O que está em jogo com o iFood?

O iFood ainda é útil. Muita gente começou vendendo bolo, marmita, lanche simples — e conseguiu estruturar um negócio com a ajuda da plataforma. Esse mérito existe e precisa ser reconhecido.

Mas o modelo mudou. O que era uma ponte entre o restaurante e o consumidor virou uma estrutura de controle.

Hoje, o iFood decide quem aparece, quanto se cobra, quanto o restaurante recebe — e pode simplesmente tirar alguém do ar. Cobra até 30% de comissão, impõe regras sem negociação e submete o pequeno empreendedor à lógica de um algoritmo que ele não compreende nem domina.

É esse desequilíbrio que começa a chamar atenção.

A Federação de Hotéis, Restaurantes, Bares e Similares do Estado de São Paulo (FHORESP), que representa mais de 500 mil estabelecimentos, iniciou um movimento de boicote à plataforma

. O argumento é direto: comissões altas, falta de transparência e um grau de poder que ultrapassou os limites da intermediação comercial.

E o ponto merece ser levado a sério.

O iFood passou a operar como banco, distribuidor, fiscal e juiz. Ele não apenas intermedeia uma relação — mas estrutura todo o ecossistema ao redor de si. Essa concentração de funções, somada ao volume de dados que coleta e à capacidade de ordenar a visibilidade dos parceiros, configura algo próximo de uma infraestrutura privada. Sem regulação, sem transparência e sem contraponto.

Hoje, os critérios são financeiros. Amanhã, podem ser ambientais, ideológicos ou políticos.

A depender da direção que o mercado tomar, um restaurante pode ser penalizado por “emitir carbono demais”, por não se alinhar aos “valores da marca” ou por postagens em redes sociais que entrem em conflito com as diretrizes da empresa. Isso já ocorre, em diferentes graus, em outras plataformas.

Não se trata de questionar o avanço da tecnologia, nem de sugerir retorno a um modelo analógico. A questão é outra: quando uma plataforma assume um papel central em um setor inteiro da economia, ela precisa operar com algum grau de responsabilidade sistêmica.

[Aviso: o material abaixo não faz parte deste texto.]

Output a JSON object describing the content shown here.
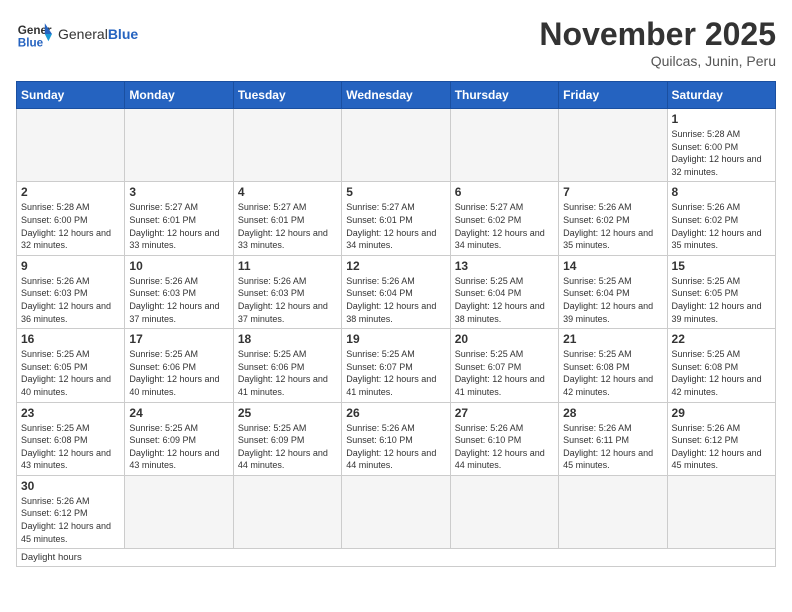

Isso envolve regras claras, interoperabilidade, possibilidade de portabilidade de dados, canais de contestação e limite para cláusulas de exclusividade. O que não se pode aceitar é a naturalização de um modelo onde uma empresa privada tem o poder de decidir quem participa do mercado e em quais condições.

O iFood tem méritos, mas também carrega responsabilidades.

Buscar esse equilíbrio será um desafio grande.